トルコのリラ暴落で、世界経済が混乱しています。一因としてトルコとアメリカの関係悪化が挙げられるというニュースを見ました。アメリカは中国とも貿易問題があるし、トランプ大統領の経済政策って方針があるのか不思議に思います。リラの暴落は、なぜ起きたんですか?(10代・男性・学生)
A トランプ大統領「方針」とは、2020年の大統領選挙で自分が再選を果たすために何ができるか、なのです。
トランプ大統領の経済政策の「方針」とは、11月の中間選挙で与党の共和党に勝たせ、2020年の大統領選挙で自分が再選を果たすために何ができるか、なのです。

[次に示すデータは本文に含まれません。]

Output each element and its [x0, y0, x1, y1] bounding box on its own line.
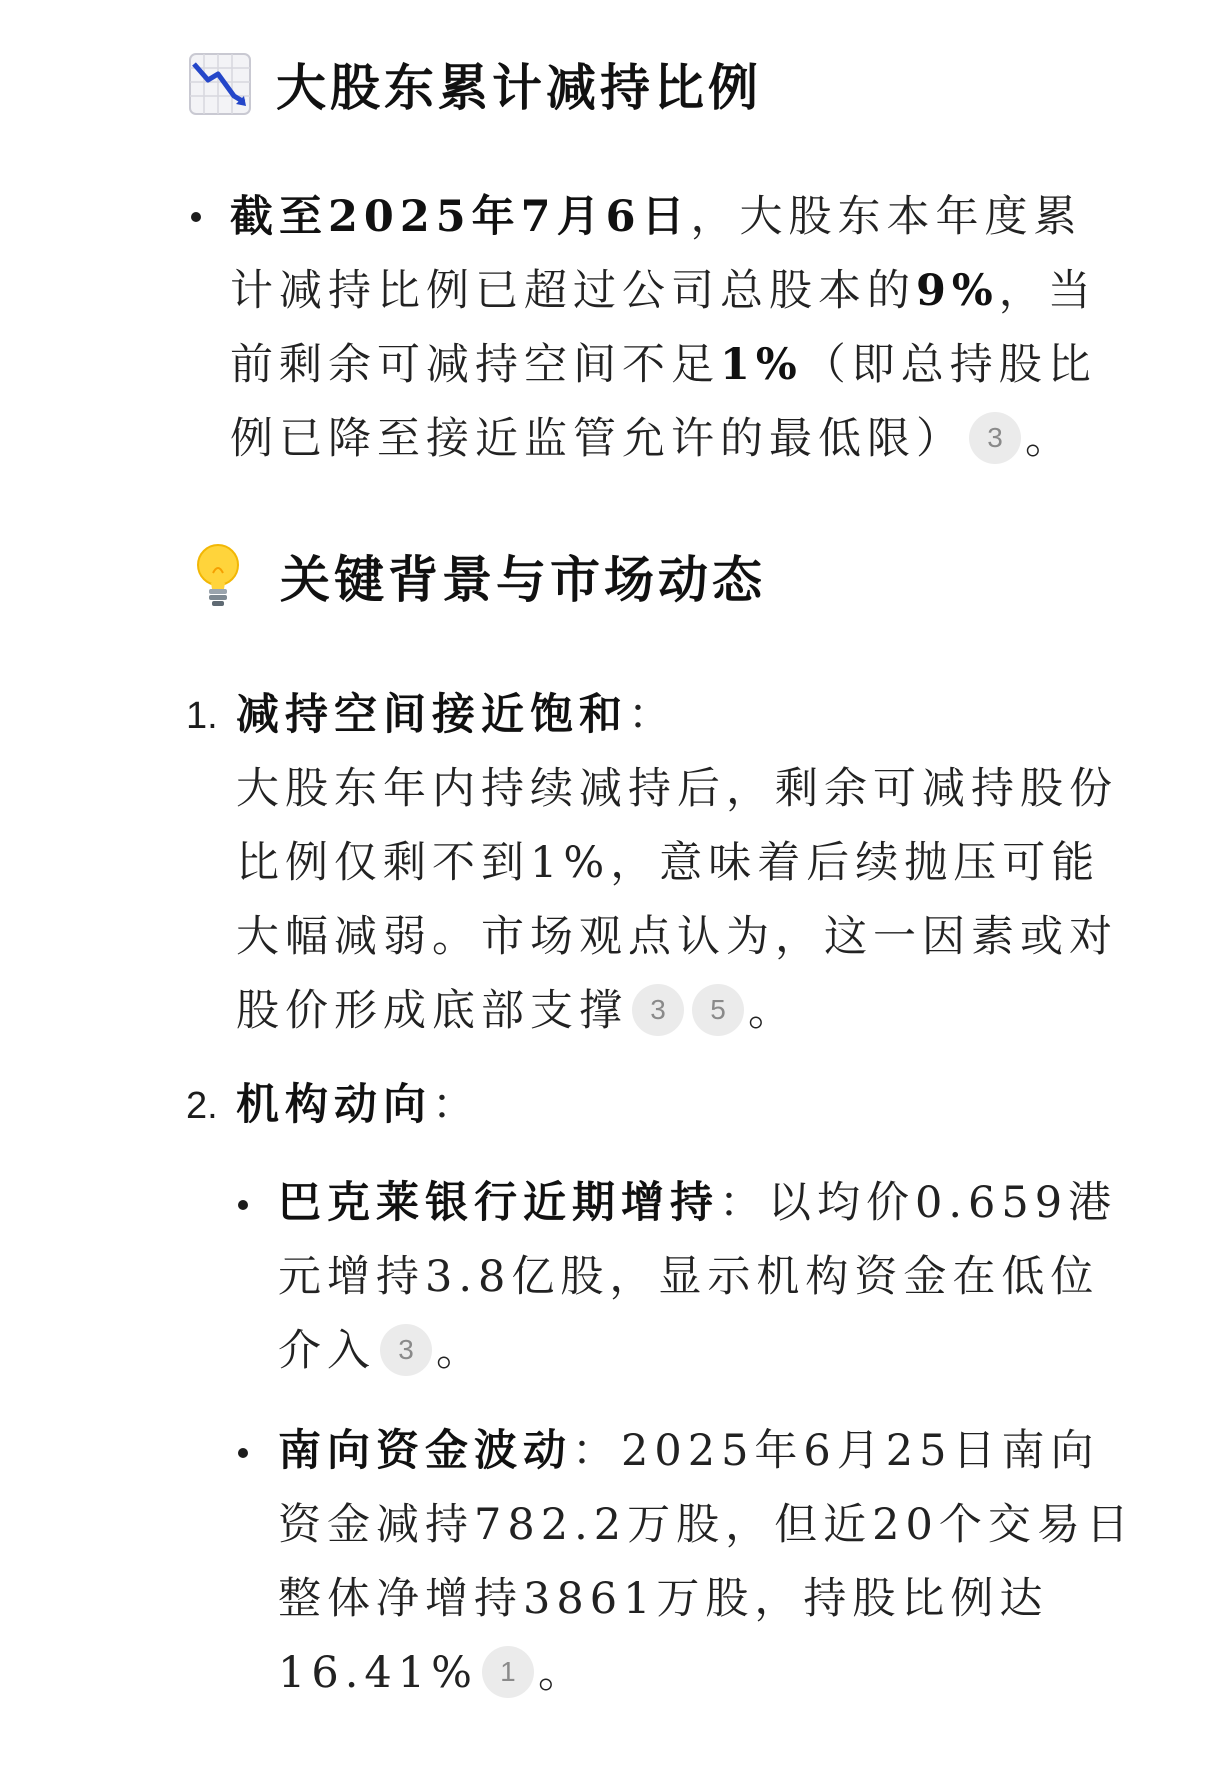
bullet-dot [191, 212, 201, 222]
section-title: 大股东累计减持比例 [276, 58, 762, 117]
period: 。 [537, 1648, 587, 1698]
period: 。 [748, 986, 797, 1036]
citation-badge[interactable]: 3 [632, 984, 684, 1036]
sub-label: 巴克莱银行近期增持 [278, 1178, 719, 1228]
body-text: 大股东年内持续减持后，剩余可减持股份比例仅剩不到1%，意味着后续抛压可能大幅减弱。市场观点认为，这一因素或对股价形成底部支撑 [236, 764, 1118, 1036]
item-label: 减持空间接近饱和 [236, 690, 628, 740]
bullet-dot [238, 1448, 248, 1458]
colon: ： [432, 1080, 481, 1130]
numbered-item-reduction-saturation [236, 678, 1136, 752]
period: 。 [1025, 414, 1074, 464]
body-text: ，当前剩余可减持空间不足 [230, 266, 1097, 390]
numbered-item-institutions [236, 1068, 1136, 1142]
item-body [236, 752, 1136, 1048]
list-number: 2. [186, 1085, 218, 1127]
body-text: （即总持股比例已降至接近监管允许的最低限） [230, 340, 1097, 464]
chart-decreasing-icon [188, 52, 252, 116]
bullet-item-reduction-ratio [230, 180, 1130, 476]
sub-label: 南向资金波动 [278, 1426, 572, 1476]
item-label: 机构动向 [236, 1080, 432, 1130]
sub-bullet-southbound [278, 1414, 1138, 1710]
citation-badge[interactable]: 1 [482, 1646, 534, 1698]
section-heading-shareholder-reduction [188, 48, 762, 120]
body-text: ：2025年6月25日南向资金减持782.2万股，但近20个交易日整体净增持3861万股，持股比例达16.41% [278, 1426, 1135, 1698]
citation-badge[interactable]: 3 [969, 412, 1021, 464]
section-heading-background [188, 540, 766, 612]
bullet-dot [238, 1200, 248, 1210]
light-bulb-icon [194, 543, 242, 609]
citation-badge[interactable]: 5 [692, 984, 744, 1036]
period: 。 [436, 1326, 485, 1376]
colon: ： [628, 690, 677, 740]
section-title: 关键背景与市场动态 [280, 550, 766, 609]
body-text: ，大股东本年度累计减持比例已超过公司总股本的 [230, 192, 1083, 316]
bold-percent: 1% [720, 340, 803, 390]
sub-bullet-barclays [278, 1166, 1138, 1388]
bold-date: 截至2025年7月6日 [230, 192, 691, 242]
list-number: 1. [186, 695, 218, 737]
citation-badge[interactable]: 3 [380, 1324, 432, 1376]
bold-percent: 9% [916, 266, 999, 316]
body-text: ：以均价0.659港元增持3.8亿股，显示机构资金在低位介入 [278, 1178, 1118, 1376]
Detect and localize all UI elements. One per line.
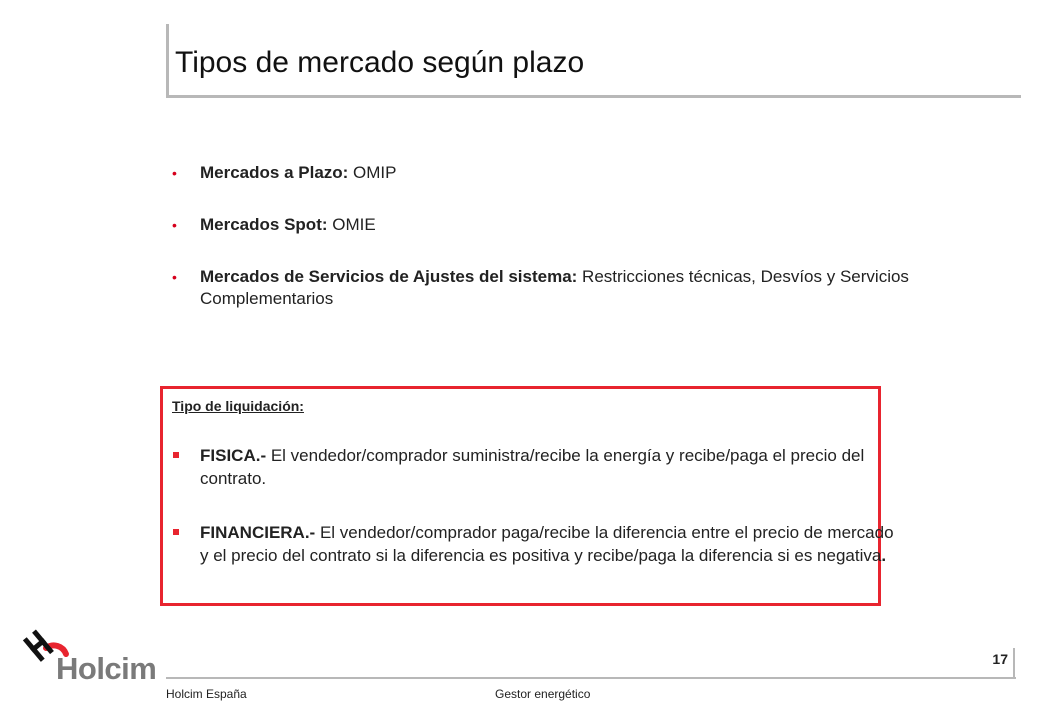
list-item xyxy=(172,266,932,310)
bullet-icon: • xyxy=(172,269,177,285)
settlement-box xyxy=(160,386,881,606)
settlement-item-fisica xyxy=(172,444,900,490)
item-label: FINANCIERA.- xyxy=(200,523,316,542)
footer-department: Gestor energético xyxy=(495,687,591,701)
square-bullet-icon xyxy=(173,452,179,458)
footer-divider xyxy=(1013,648,1015,678)
bullet-icon: • xyxy=(172,165,177,181)
list-item xyxy=(172,162,932,184)
settlement-heading: Tipo de liquidación: xyxy=(172,398,304,414)
footer-company: Holcim España xyxy=(166,687,247,701)
item-text: OMIE xyxy=(327,215,376,234)
item-text: El vendedor/comprador paga/recibe la diferencia entre el precio de mercado y el precio del contrato si la diferencia es positiva y recibe/paga la diferencia si es negativa xyxy=(200,523,894,565)
page-title: Tipos de mercado según plazo xyxy=(175,46,585,79)
item-end: . xyxy=(881,546,887,565)
item-text: OMIP xyxy=(348,163,397,182)
item-label: FISICA.- xyxy=(200,446,267,465)
list-item xyxy=(172,214,932,236)
settlement-item-financiera xyxy=(172,521,900,567)
item-text: El vendedor/comprador suministra/recibe la energía y recibe/paga el precio del contrato. xyxy=(200,446,865,488)
square-bullet-icon xyxy=(173,529,179,535)
footer-rule xyxy=(166,648,1016,679)
logo-wordmark: Holcim xyxy=(56,651,157,686)
bullet-icon: • xyxy=(172,217,177,233)
item-label: Mercados de Servicios de Ajustes del sistema: xyxy=(200,267,578,286)
item-label: Mercados a Plazo: xyxy=(200,163,349,182)
item-text: Restricciones técnicas, Desvíos y Servicios Complementarios xyxy=(200,267,909,308)
market-type-list xyxy=(172,162,932,340)
item-label: Mercados Spot: xyxy=(200,215,328,234)
page-number: 17 xyxy=(992,651,1008,667)
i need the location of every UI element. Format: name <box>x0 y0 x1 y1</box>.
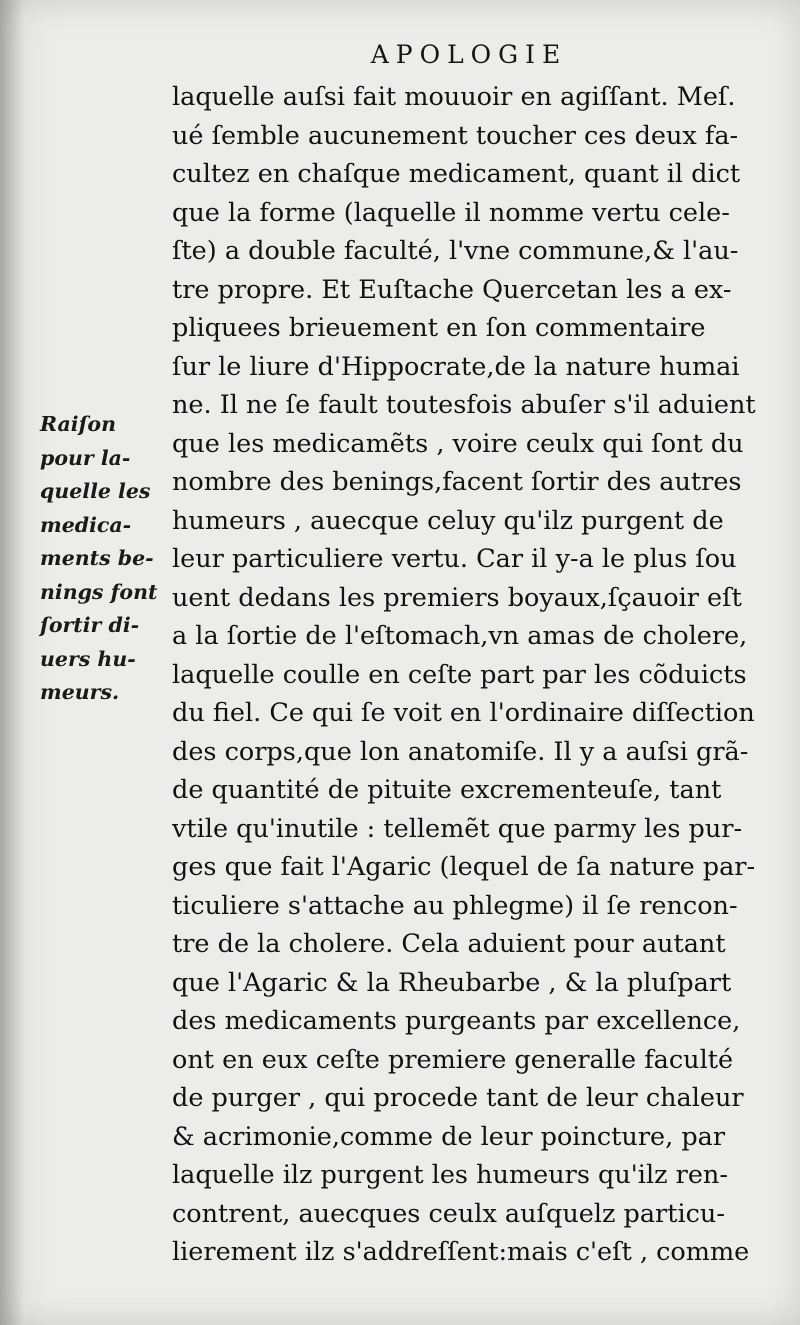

トルコでは、2年前のクーデター未遂事件に関与したとして、アメリカ人のキリスト教福音派の牧師が身柄を拘束されています。キリスト教福音派とはキリスト教原理主義の信者。聖書に書かれていることは一字一句真実だと信じている人たちです。アメリカには、こうした人たちが国民の4分の1を占めているといわれます。トランプ大統領は、この人たちの支持が欲しいのです。牧師を救出すれば選挙に有利だというわけです。
まあ、自国民が他国で拘束されていれば、救出しようというのは、大統領として当然のことなのですが。
では、自分の要求を呑ませるにはどうしたらいいか。トランプ大統領は海外からの鉄鋼に25%、アルミニウムに10%の関税をかけていますが、トルコに限っては税率を倍にするという行動に出ました。嫌がらせです。
当然、トルコ経済に悪影響が出ます。このところトルコ経済は好調だったので、海外からの投資が入っています。トルコに投資つまりトルコの株を買ったりしている海外の投資家は、「これでトルコの株価が下がる」と直感。株を売ってリラの現金にし、それをドルに両替して国外に持ち出しました。
リラとドルの両替の比率は「需要と供給」の関係で決まります。「リラをドルに両替したい」という人が増えれば、これはドルの需要が増えることを意味しますから、リラに対してドルが値上がりします。つまりリラが値下がりしたのです。
リラが下がれば、トルコが海外から輸入する商品のリラでの価格は上昇。国民生活が逼迫します。トランプ大統領は、こうしてトルコを困らせ、要求を実現させようとしているのです。